For slower moving preferred opportunities, try to appropriately coax them by gently conveying you are working through other options—that you are very interested or even excited about that organization’s role but are also being presented with other faster moving potential options. You have to position it properly, but it can help speed up the process, or at least provide perspective regarding where you stand with that organization.

Relationships matter—try to end things in the right way
Be mindful of burning bridges with employers and especially recruiters. I’ve seen relationships end based on how an executive candidate handled him or herself during the search process. When and why you turn down a job may have implications for a recruiter’s willingness to present you with a different opportunity at some time in the future. It’s fine to pull yourself out of a process early because you conclude it’s not the right fit. However, once you receive an offer, your messaging needs to be more thoughtful if you turn down an opportunity. Recruiters may not be happy if you turn down a job because you like another offer better but they get it. Be sure to convey that you took the opportunity seriously, “I really liked the organization, really loved the people and culture, but this other opportunity better fits my global interests.”

If you turn down an offer because of things you knew earlier in the process, such as location or compensation, they aren’t so forgiving.
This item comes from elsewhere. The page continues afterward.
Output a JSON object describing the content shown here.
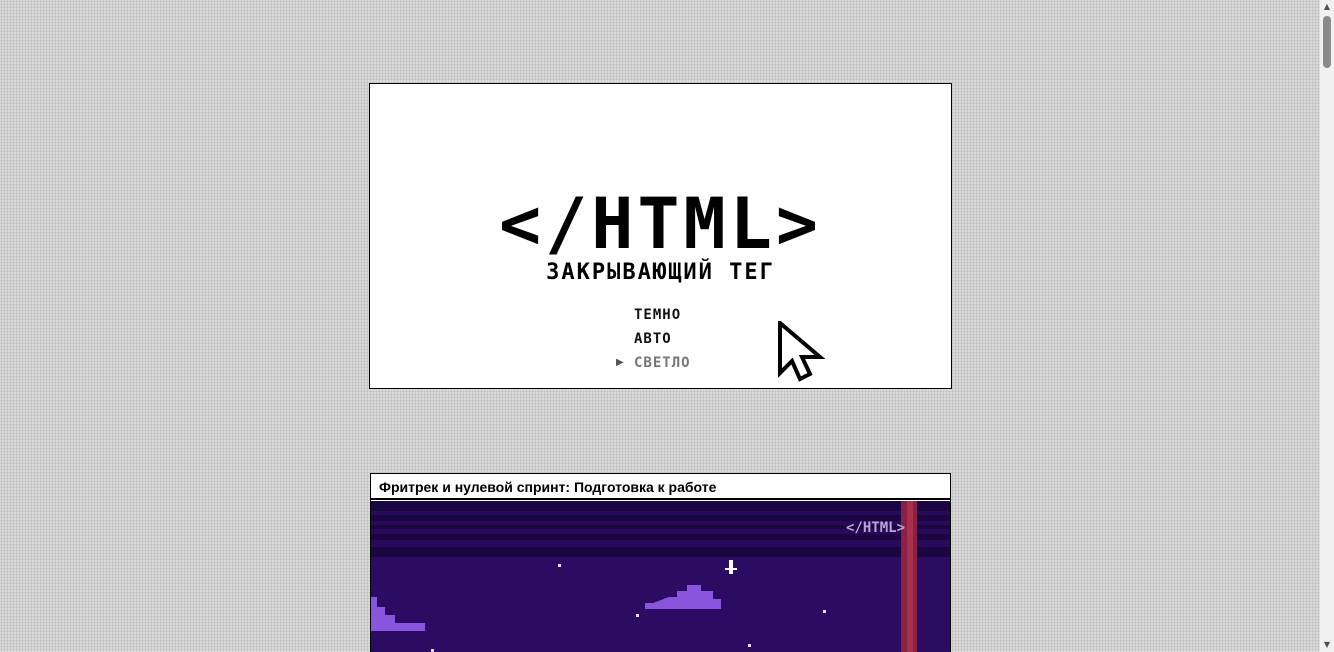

Hearing, “We’ve decided we don’t want to relocate” at the 11th hour or telling a recruiter that “the compensation is too low” when you conveyed it was acceptable earlier in the process, is a likely way to end a relationship with that person. Additionally, recruiters don’t appreciate believing they were being used as foil merely to help drive up the offer from a different organization.

Rescinding offers after accepting them or leaving a role after a short amount of time can have even bigger implications. It can be done (there are few absolutes in managing careers), but a lot of thought should be given to how it could affect future opportunities, how you should do it, and the messaging around it to others, including future employers.

Having multiple career opportunities and/or offers can be professionally rewarding. Managing them can be tricky but also exhilarating. The key to success is to couple thoughtful strategy with appropriate action.